The following list is our Chinese vocabulary, in it’s (pathetic) entirety:
Bu (“boo”) – no
Bu Hao (“boo how”) – not good
Xu Yao (“boo yow”) – no need/don’t want
Xie Xie (“shay shay”) – thank you
Bie Kuqi (“buh coachy”) – you’re welcome
Bung Hao (“bung how”) – all done
Ni Hao (“knee how”) – hello
Zai jian (“sigh shee-yen”) – goodbye
Wo ai ni (“wahl eye knee”) – I love you
Go lai (“go lie”) – come back/came back
Baba (“bah-bah”) – daddy
Mama (“mah-mah”) – mommy
Ponyo (“pawn-yo”) – friend
Di di (“dee-dee”) – little brother
Mei mei (“may-may”) – little sister
Jie Jie (“jay-jay”) – big sister
Laoshi (“Lau-sure”) – teacher
Gou (“go”) – dog
Mao (“mow”) – cat
This is very basic, and probably partially mis-spelled, but it will get you by if/when you travel to China. If you want to know more, let me know and I’ll ask my children. (Not kidding.)
Other tricks to remember:
X printed has a “shh” sound. For instance, the city that our son is from- Xinyang– is pronouned “shin-yawn”.
Zh together make a “j” sound. Zhengzhou, the capitol city in Henan is pronounced “Jen-Joe”.
Words ending in ang would be pronounced “awn”. The letter g is typically silent.

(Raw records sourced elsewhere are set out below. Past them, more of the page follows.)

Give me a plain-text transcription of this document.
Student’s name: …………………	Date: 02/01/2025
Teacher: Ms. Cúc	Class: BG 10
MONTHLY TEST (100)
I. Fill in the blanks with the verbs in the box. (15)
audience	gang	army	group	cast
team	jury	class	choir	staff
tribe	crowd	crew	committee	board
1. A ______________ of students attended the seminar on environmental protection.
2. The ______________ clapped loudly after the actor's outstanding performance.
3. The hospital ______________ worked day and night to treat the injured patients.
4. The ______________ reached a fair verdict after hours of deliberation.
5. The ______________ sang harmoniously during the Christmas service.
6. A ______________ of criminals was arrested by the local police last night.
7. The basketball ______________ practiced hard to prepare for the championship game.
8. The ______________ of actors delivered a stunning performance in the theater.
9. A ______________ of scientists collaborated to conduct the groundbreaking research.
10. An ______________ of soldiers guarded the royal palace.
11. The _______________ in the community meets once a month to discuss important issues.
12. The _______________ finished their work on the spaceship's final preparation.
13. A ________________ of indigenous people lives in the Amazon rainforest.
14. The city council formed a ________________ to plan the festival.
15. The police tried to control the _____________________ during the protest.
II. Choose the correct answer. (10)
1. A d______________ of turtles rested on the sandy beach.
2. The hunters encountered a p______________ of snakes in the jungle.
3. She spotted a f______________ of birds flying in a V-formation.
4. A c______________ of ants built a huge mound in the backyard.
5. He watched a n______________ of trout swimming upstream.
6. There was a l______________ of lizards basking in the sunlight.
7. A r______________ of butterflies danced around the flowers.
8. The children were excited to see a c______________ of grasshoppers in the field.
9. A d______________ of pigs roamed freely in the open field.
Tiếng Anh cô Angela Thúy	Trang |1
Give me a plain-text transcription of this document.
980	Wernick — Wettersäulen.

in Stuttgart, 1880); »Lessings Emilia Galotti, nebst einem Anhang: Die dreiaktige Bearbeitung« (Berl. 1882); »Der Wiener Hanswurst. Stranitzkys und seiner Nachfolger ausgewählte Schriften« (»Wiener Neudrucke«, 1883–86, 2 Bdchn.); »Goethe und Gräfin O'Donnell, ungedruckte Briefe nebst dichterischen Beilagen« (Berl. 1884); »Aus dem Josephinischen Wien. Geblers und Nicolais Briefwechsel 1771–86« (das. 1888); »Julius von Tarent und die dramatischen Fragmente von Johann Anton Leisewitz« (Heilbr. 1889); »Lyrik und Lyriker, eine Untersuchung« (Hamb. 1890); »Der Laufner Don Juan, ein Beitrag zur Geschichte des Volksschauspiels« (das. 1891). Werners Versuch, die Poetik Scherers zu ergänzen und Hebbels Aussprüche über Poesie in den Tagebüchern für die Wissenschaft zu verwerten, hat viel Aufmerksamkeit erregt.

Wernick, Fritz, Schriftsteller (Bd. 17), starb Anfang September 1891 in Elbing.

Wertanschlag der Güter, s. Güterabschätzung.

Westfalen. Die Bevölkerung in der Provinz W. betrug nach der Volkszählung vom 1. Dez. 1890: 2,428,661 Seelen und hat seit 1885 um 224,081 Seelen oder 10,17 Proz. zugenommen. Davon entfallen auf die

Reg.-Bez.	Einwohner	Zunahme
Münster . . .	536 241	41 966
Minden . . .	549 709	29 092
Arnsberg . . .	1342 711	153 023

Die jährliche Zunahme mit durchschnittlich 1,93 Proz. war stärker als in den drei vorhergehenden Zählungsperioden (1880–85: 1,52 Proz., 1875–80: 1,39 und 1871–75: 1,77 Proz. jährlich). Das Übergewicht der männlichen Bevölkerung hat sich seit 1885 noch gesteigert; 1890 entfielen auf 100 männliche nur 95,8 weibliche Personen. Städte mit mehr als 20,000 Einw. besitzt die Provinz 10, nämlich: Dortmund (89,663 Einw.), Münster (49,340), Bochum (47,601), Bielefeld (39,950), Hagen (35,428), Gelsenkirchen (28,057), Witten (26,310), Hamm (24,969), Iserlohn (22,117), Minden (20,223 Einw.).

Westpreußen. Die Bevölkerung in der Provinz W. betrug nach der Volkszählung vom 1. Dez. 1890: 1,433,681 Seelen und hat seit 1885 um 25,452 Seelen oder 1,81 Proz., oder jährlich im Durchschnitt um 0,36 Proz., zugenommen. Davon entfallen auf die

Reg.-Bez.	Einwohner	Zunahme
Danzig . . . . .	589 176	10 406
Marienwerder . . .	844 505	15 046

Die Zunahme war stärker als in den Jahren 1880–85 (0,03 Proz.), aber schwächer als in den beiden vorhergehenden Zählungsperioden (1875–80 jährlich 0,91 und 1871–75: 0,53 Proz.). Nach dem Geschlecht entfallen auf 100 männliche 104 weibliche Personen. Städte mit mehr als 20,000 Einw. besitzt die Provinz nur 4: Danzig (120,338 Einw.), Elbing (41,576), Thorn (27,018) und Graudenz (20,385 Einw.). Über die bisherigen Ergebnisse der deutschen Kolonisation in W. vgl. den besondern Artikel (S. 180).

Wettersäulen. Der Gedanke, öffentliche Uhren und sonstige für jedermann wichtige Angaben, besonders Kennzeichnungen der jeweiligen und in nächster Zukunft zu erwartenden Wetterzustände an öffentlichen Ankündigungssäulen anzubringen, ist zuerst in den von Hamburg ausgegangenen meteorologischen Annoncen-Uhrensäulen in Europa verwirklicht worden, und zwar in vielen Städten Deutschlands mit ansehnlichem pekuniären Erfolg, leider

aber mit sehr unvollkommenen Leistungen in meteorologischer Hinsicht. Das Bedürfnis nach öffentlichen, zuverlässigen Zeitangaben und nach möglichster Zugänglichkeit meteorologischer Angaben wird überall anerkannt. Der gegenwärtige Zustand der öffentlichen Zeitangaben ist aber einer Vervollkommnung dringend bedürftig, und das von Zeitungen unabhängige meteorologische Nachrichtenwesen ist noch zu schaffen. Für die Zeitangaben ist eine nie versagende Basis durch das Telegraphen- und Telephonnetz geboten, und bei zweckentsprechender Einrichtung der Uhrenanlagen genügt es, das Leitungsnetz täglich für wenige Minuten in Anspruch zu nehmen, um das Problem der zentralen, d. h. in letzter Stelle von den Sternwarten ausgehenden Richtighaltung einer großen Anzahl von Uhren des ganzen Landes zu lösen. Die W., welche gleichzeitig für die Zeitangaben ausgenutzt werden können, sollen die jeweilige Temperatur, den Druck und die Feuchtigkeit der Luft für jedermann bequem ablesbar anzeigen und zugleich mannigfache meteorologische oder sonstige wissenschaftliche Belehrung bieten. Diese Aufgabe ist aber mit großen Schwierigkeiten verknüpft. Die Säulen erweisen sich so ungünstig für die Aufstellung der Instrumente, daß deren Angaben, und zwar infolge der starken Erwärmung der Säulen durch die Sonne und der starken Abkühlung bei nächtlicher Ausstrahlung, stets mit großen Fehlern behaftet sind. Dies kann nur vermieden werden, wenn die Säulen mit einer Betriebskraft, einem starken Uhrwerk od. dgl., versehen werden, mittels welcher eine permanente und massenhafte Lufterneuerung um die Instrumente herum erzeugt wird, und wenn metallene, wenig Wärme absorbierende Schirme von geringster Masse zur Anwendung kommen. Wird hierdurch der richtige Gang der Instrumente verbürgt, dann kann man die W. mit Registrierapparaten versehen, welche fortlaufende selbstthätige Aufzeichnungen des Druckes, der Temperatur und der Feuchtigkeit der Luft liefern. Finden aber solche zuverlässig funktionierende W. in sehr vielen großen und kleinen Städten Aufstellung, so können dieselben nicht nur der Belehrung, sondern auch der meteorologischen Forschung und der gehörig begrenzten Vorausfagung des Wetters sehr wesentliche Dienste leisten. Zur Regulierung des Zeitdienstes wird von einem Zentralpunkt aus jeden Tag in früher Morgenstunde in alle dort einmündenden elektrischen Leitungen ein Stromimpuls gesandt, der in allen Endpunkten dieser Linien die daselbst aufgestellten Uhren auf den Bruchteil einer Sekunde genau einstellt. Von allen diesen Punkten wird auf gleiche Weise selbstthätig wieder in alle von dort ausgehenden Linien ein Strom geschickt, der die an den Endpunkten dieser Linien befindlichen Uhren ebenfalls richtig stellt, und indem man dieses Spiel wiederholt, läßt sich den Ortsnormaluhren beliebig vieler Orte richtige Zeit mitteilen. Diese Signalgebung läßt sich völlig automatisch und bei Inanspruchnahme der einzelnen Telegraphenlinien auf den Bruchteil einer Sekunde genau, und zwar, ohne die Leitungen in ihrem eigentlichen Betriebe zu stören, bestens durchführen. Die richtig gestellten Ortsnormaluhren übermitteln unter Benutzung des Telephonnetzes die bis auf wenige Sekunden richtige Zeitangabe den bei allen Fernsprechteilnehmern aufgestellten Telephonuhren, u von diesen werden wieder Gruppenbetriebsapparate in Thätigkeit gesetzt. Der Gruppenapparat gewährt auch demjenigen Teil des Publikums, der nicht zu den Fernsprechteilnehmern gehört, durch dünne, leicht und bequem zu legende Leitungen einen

We also found that our son, and several of his peers, had been taught some basic Baby Sign. This could have been due to his cleft lip (repaired) and palate, as many children with that condition have limited or nonexistent speech function. Regardless, it was extremely helpful in the first few days as we struggled to understand each other.